As it continued to look as though I might be there for quite some time, I decided to read through the book of James in preparation for my meeting the next day. That had been the whole reason I wanted to get home.
Here's what James had to say:
"Count it all joy, my brothers, when you meet trials of various kinds, for you know that the testing of your faith produces steadfastness. And let steadfastness have its full effect, that you may be perfect and complete, lacking in nothing" (James 1:2-4).
As I reflected on the passage, I realized that this snowstorm and traffic jam were trials of various kinds. And somehow there could be joy in the midst of them. So when I considered the various factors of my current situation, I began to think that maybe this journey was intended for so much more than just getting me home in time for dinner.

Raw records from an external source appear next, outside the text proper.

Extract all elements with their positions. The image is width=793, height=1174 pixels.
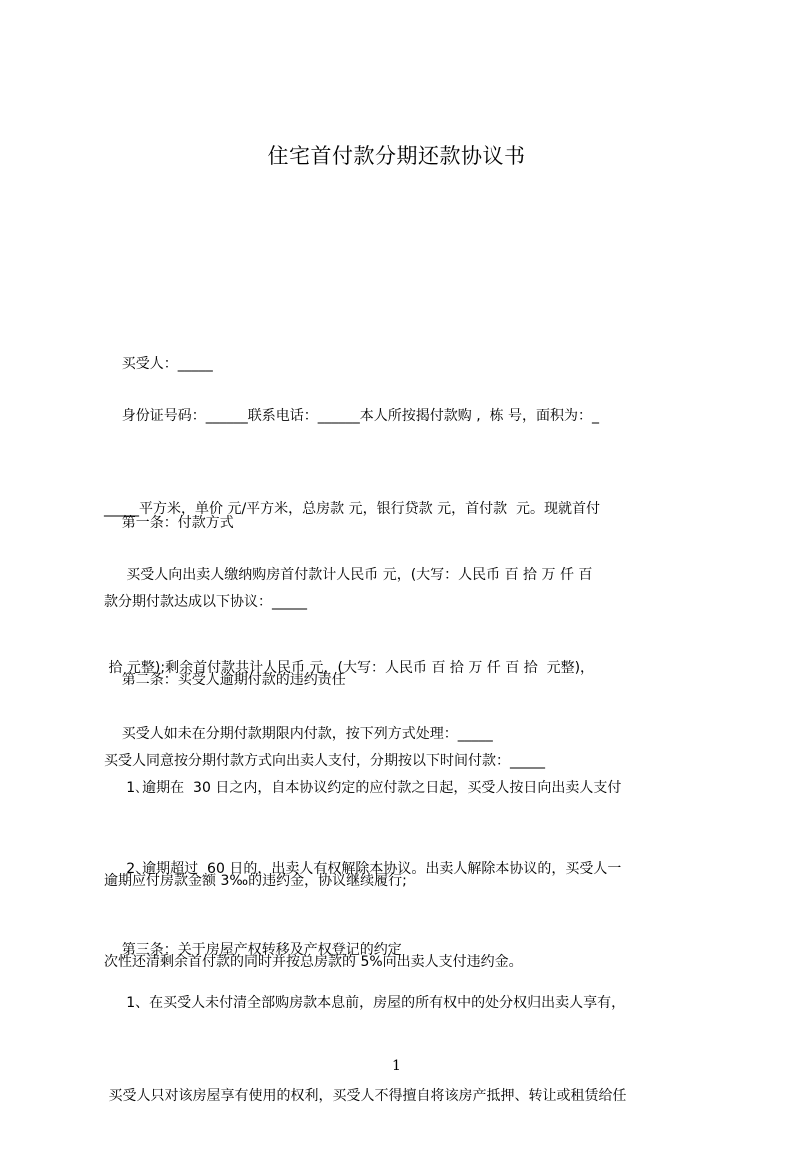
text-line: 身份证号码：______联系电话：______本人所按揭付款购 , 栋 号，面积为：_ [104, 408, 600, 424]
page-number: 1 [392, 1058, 401, 1074]
text-line: 次性还清剩余首付款的同时并按总房款的 5%向出卖人支付违约金。 [104, 954, 523, 970]
text-line: 买受人同意按分期付款方式向出卖人支付，分期按以下时间付款：_____ [104, 753, 545, 769]
text-line: 第二条：买受人逾期付款的违约责任 [104, 672, 346, 688]
text-line: 逾期应付房款金额 3‰的违约金，协议继续履行; [104, 873, 407, 889]
text-line: 买受人如未在分期付款期限内付款，按下列方式处理：_____ [104, 726, 493, 742]
text-line: _____平方米，单价 元/平方米，总房款 元，银行贷款 元，首付款 元。现就首付 [104, 501, 600, 517]
text-line: 1、在买受人未付清全部购房款本息前，房屋的所有权中的处分权归出卖人享有， [104, 995, 626, 1011]
text-line: 买受人：_____ [104, 356, 213, 372]
text-line: 第三条：关于房屋产权转移及产权登记的约定 [104, 942, 402, 958]
paragraph-title-transfer [104, 926, 698, 1174]
document-title: 住宅首付款分期还款协议书 [267, 144, 526, 168]
text-line: 拾 元整);剩余首付款共计人民币 元，(大写：人民币 百 拾 万 仟 百 拾 元整)， [104, 660, 595, 676]
text-line: 第一条：付款方式 [104, 515, 234, 531]
text-line: 2､逾期超过 60 日的，出卖人有权解除本协议。出卖人解除本协议的，买受人一 [104, 861, 622, 877]
text-line: 款分期付款达成以下协议：_____ [104, 594, 307, 610]
text-line: 1､逾期在 30 日之内，自本协议约定的应付款之日起，买受人按日向出卖人支付 [104, 780, 622, 796]
text-line: 买受人向出卖人缴纳购房首付款计人民币 元，(大写：人民币 百 拾 万 仟 百 [104, 567, 593, 583]
text-line: 买受人只对该房屋享有使用的权利，买受人不得擅自将该房产抵押、转让或租赁给任 [104, 1088, 627, 1104]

It was teaching me profound truths about the nature of going through hardships - the very thing I was studying.
Here are the things I learned:
- You often can't predict the beginning or the end of a trial. Instead, they surprise you and make you feel like they will last forever.
- You typically aren't aware of the suffering you've been spared by going through the trial that you did, instead of another.
- At the beginning of a trial, you have no way to predict the amazing things that you will learn in the midst of it. You only see them in hindsight.
- In reality, you don't need to know or predict any of the various aspects of your trials, because there is a God who is sovereign over all. He is weaving the details of your story together in a way that is so magnificently perfect that you wouldn't believe it if told. He is the source of joy, even when you can't yet see the beauty He is in the midst of creating.
But as I reassured myself that there would indeed be an end to this trial, I reflected on the fact that for those who are in Christ, these trials, no matter the size, are only momentary (2 Cor 4:17). One day, all suffering will end (Rev 21:1-4). Christ has taken on the suffering our sins deserve, and we have a guarantee that we will not face any of the trials of this life in heaven (1 Peter 2:24). That is surely something to look forward to. That is surely a reason to hope. And because we're still living, and He's not done with us yet, we can rest assured that any trials we face in this life are part of His plan to make us like Him - steadfast, perfect, complete, lacking in nothing.
Loving Him is Red!
What's the hardest part of facing trials in your life?
How has the Lord helped you find joy in the midst of them?